In consolidated viewership, the show - specifically its second series - was TVNZ2's tenth most popular show among adults aged 18–49 - the channel's target demographic - during the latter six months of 2021. In turn, for the year to March 2023, the show's third series was TVNZ2's fifth most popular show among that audience. The fourth series was TVNZ2's second most popular show in 2023 among 18-49s.

=== Critical response ===
The first episode received mixed to positive reviews from critics. James Croot of Stuff claimed the series was "off to a terrific start" and "you might just need to put an hour aside for the next few weeks", in contrast to comments of colleague Darren Bevan, who wrote that "while Taskmaster NZ hasn't romped away with a decisive victory, it has done enough to secure a technical win and an appointment for a second week's viewing". Bevan did offer praise, towards Paul Williams' role as the assistant, calling him "one of the show's MVPs before even 30 minutes of the first episode have passed". Stewart Sowman-Lund of The Spinoff agreed that Williams "is well-suited to the role" of the assistant. Sowman-Lund praised the first episode stating that "Taskmaster NZ starts high in the sky – and long may it continue." Karl Puschmann, writing for The New Zealand Herald did not give the show as favourable a review, stating that "it's okay. There's some good gags and it's great to see our comedians on screen. But still, it's not for me."

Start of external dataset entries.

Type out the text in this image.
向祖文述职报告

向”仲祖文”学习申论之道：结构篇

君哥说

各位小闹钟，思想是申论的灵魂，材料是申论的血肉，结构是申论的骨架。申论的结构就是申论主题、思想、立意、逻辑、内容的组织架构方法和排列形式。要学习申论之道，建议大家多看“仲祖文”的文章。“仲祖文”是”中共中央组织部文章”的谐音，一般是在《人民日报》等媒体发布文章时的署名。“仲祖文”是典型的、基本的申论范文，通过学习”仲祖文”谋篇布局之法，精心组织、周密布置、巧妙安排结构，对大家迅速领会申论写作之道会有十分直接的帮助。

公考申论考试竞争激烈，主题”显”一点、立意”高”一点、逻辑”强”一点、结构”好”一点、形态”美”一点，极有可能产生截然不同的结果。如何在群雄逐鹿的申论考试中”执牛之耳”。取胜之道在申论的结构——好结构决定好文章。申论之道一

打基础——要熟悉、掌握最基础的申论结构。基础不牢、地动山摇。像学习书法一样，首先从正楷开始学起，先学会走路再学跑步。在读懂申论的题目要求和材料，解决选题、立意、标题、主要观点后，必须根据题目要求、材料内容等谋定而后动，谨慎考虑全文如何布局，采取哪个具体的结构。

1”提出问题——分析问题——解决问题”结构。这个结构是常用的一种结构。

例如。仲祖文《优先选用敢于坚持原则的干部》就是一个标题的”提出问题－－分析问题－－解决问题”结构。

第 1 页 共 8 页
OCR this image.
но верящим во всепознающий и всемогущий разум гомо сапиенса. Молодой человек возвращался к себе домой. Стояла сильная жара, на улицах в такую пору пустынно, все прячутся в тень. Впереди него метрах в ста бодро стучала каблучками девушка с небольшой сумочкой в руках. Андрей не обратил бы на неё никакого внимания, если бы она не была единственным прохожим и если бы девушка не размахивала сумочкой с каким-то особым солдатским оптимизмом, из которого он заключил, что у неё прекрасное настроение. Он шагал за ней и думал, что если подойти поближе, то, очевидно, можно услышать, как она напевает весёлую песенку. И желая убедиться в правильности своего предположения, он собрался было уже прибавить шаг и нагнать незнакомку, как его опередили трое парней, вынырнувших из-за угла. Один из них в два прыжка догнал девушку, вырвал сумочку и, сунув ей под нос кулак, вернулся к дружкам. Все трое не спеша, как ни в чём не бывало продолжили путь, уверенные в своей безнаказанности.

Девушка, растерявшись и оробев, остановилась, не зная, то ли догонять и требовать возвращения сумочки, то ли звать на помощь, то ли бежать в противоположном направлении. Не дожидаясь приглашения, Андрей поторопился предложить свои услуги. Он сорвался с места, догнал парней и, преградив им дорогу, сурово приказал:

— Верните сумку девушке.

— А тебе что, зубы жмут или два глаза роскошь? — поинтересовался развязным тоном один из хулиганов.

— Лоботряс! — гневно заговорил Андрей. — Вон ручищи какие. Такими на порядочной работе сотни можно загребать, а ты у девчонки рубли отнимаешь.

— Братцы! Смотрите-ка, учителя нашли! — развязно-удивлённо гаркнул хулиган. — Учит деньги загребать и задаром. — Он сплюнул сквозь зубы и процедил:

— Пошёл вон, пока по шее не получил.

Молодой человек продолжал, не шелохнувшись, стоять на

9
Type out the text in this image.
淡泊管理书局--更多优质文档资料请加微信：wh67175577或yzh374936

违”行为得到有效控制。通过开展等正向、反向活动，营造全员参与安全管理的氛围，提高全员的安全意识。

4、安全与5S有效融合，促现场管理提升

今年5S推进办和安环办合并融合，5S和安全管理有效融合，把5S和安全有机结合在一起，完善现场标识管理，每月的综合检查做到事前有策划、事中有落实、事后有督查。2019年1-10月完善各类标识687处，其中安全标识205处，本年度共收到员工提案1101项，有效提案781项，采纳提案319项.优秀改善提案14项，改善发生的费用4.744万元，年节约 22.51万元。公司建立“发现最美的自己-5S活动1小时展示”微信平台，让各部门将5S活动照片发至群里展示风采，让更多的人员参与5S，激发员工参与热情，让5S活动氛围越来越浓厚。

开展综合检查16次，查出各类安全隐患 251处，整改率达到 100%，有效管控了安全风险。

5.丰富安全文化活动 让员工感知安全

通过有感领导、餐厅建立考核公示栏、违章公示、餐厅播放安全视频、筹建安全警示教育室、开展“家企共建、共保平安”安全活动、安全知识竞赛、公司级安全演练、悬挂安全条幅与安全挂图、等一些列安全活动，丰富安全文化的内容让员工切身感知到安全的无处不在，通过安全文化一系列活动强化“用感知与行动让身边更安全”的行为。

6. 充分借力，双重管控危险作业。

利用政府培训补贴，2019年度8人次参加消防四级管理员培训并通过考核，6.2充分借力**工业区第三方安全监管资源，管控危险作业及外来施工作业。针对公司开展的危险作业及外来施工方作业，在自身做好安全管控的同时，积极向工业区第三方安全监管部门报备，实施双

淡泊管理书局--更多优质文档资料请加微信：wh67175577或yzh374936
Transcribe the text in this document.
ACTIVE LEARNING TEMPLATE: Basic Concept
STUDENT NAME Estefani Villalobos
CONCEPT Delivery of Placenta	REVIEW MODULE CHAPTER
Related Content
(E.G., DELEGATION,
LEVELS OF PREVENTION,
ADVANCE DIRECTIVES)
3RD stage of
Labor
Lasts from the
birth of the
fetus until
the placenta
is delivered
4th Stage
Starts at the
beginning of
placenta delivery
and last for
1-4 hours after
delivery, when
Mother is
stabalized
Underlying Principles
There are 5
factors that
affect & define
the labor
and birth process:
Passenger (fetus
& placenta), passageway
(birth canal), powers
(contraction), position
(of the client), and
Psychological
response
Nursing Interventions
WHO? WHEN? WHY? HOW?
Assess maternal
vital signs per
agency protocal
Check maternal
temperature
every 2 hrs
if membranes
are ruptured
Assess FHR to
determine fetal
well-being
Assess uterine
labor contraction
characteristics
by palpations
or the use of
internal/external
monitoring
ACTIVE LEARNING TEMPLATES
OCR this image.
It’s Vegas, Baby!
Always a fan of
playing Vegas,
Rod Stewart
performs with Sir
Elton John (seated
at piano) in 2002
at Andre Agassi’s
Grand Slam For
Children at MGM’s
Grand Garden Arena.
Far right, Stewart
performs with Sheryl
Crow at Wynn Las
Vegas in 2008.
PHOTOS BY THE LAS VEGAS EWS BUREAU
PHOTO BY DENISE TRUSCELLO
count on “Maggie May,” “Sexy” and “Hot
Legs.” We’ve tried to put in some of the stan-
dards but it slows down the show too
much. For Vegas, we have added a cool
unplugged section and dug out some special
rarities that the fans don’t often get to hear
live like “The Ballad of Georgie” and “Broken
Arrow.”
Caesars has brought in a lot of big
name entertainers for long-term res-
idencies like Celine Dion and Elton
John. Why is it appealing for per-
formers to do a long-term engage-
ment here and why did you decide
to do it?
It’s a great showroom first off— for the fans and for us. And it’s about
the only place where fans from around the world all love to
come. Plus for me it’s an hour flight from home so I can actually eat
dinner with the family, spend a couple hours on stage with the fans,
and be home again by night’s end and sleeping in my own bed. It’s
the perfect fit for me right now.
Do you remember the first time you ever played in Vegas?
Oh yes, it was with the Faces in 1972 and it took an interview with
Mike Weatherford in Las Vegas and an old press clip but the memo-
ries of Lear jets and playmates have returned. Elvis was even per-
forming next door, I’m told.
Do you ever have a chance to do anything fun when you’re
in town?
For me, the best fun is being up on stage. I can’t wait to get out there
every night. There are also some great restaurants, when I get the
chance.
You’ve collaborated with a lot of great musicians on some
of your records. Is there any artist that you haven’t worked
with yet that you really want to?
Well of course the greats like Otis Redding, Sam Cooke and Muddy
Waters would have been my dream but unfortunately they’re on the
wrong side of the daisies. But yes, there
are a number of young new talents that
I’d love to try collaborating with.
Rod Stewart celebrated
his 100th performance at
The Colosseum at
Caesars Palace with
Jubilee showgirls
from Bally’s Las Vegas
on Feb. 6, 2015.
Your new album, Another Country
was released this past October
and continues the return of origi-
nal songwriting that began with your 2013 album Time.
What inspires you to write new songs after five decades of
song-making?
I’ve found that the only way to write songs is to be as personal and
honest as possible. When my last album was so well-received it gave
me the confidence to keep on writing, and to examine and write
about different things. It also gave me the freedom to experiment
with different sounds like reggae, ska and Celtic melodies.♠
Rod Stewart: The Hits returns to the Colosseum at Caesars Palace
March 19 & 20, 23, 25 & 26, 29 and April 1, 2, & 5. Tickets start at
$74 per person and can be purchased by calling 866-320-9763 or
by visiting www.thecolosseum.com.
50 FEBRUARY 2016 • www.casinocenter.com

For the first episode of the second series, James Croot of Stuff – in contrast to his more positive comments regarding the first series – noted that, regarding the dynamic between Wells and Williams, "[t]he former still seems unsure of their relationship, the power dynamic less clear-cut than between the original's Greg Davies and Alex Horne", and that while some of the tasks "offer[ed] plenty of entertaining laughs", others were not "quite as successful". He concluded by admitting that "while Taskmaster NZ is trying to balance creating its own identity with maintaining the joy of the original, it's not always succeeding". The Spinoffs Stewart Sowman-Lund was more positive, praising the entire series as "truly hilarious", and that its contestants "will surely go down in the annals of Taskmaster history as one of the best casts the show has ever seen".

== Distribution ==
Taskmaster New Zealand was made available to stream in Sweden through SVT Play in December 2022 under the local name Bäst i test Nya Zeeland, is able to be viewed in Norway through Discovery+ (where it is called Kongen befaler New Zealand), and aired in the United Kingdom on Channel 4 starting 28 August 2023 with episodes subsequently made available on Channel 4's streaming service by the same name. The first six seasons are also available on the Taskmaster YouTube channel.

It is available for streaming on Taskmaster SuperMax+, a subscription streaming platform dedicated to hosting Taskmaster content able to be accessed internationally.